L’Évangile d’aujourd’hui commence par un fait bouleversant pour Joseph : Marie « se trouva enceinte par l’action de l’Esprit Saint ». Il est facile d’imaginer le trouble du fiancé, qui ne parvient pas à s’expliquer ce qui est arrivé. Tourmenté intérieurement, il se demande que faire. Dieu intervient pour lui dire : « Ne crains pas de prendre chez toi Marie, ton épouse », car « l’enfant qui a été engendré en elle vient de l’Esprit Saint ».

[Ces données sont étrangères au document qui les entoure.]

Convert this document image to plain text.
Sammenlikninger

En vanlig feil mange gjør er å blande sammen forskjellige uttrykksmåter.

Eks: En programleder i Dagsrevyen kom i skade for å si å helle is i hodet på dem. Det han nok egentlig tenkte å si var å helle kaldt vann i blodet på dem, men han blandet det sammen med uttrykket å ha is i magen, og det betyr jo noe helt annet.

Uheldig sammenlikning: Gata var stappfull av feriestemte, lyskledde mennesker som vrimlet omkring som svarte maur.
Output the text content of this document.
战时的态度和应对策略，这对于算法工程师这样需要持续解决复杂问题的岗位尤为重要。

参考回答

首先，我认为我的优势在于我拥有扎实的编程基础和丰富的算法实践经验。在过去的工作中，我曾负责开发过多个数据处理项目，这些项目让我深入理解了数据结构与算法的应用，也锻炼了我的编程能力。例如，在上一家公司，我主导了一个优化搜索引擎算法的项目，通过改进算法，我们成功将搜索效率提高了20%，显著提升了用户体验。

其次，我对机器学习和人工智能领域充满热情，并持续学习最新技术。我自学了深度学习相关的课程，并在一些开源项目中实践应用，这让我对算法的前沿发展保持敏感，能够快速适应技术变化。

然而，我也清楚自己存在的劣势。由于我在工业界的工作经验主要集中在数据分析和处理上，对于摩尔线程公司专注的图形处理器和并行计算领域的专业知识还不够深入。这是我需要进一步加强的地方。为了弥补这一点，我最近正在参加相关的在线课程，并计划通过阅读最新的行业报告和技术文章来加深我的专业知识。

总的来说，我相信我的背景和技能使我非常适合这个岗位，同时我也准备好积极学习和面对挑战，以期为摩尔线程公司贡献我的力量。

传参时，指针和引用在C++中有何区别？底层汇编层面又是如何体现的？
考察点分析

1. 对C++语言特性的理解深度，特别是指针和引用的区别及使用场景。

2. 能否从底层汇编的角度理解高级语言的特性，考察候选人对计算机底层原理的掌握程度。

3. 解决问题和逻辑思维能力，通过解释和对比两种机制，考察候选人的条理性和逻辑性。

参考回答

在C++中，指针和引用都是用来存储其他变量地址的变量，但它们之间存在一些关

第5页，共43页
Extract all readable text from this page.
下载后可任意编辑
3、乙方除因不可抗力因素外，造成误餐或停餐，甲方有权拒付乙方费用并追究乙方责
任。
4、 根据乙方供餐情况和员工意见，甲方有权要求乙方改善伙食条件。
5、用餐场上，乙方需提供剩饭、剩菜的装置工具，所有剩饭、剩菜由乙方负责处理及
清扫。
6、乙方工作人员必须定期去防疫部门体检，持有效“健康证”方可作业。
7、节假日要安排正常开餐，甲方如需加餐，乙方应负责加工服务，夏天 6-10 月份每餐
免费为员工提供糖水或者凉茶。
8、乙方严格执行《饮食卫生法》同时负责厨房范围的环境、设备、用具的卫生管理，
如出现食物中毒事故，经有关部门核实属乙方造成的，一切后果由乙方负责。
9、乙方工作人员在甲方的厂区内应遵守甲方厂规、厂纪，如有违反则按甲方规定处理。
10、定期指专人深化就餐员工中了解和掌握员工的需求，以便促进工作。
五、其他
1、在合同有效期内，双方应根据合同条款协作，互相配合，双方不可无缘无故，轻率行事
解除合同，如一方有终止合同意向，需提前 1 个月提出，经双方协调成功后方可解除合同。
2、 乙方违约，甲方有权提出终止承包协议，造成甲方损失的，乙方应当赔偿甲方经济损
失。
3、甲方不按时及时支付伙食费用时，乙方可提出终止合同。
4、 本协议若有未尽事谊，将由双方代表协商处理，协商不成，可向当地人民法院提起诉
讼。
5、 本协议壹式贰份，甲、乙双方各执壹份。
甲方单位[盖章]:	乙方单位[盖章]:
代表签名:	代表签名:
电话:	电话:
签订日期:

La figure de Joseph est l’une des plus mystérieuses de l’Évangile. Il est l’homme du silence : dans les Évangiles, aucune de ses paroles n’est rapportée. Même de Marie, aucune parole n’est mentionnée chez Matthieu et Marc. Il faut toutefois dire que, dans le récit de Matthieu, Joseph est le véritable protagoniste durant l’enfance de Jésus. Alors que son nom apparaît huit fois chez Matthieu, celui de Marie seulement quatre. On pourrait dire que Joseph est le dernier des patriarches, de la lignée de Joseph d’Égypte, le rêveur. Il est le seul que Matthieu qualifie de « juste ». Joseph est un fidèle observateur de la Loi de Dieu. C’est lui qui assure la transition entre l’Ancien et le Nouveau Testament.

Nous soulignons habituellement, et à juste titre, l’obéissance de saint Joseph. Toutefois, il ne s’agit pas d’une obéissance passive, mais entreprenante. En effet, lorsque l’ange lui dit de retourner en Israël, il ne revient pas en Judée, où régnait le cruel Archélaüs, fils d’Hérode. Il estime opportun d’aller ailleurs, et le Ciel confirme cette prudence. Le jeune Joseph étonne non tant par son obéissance que par sa capacité d’action et de promptitude, de courage et d’initiative, de responsabilité et de discernement… Rien à voir avec une figure craintive, timide et résignée comme on la représente trop souvent !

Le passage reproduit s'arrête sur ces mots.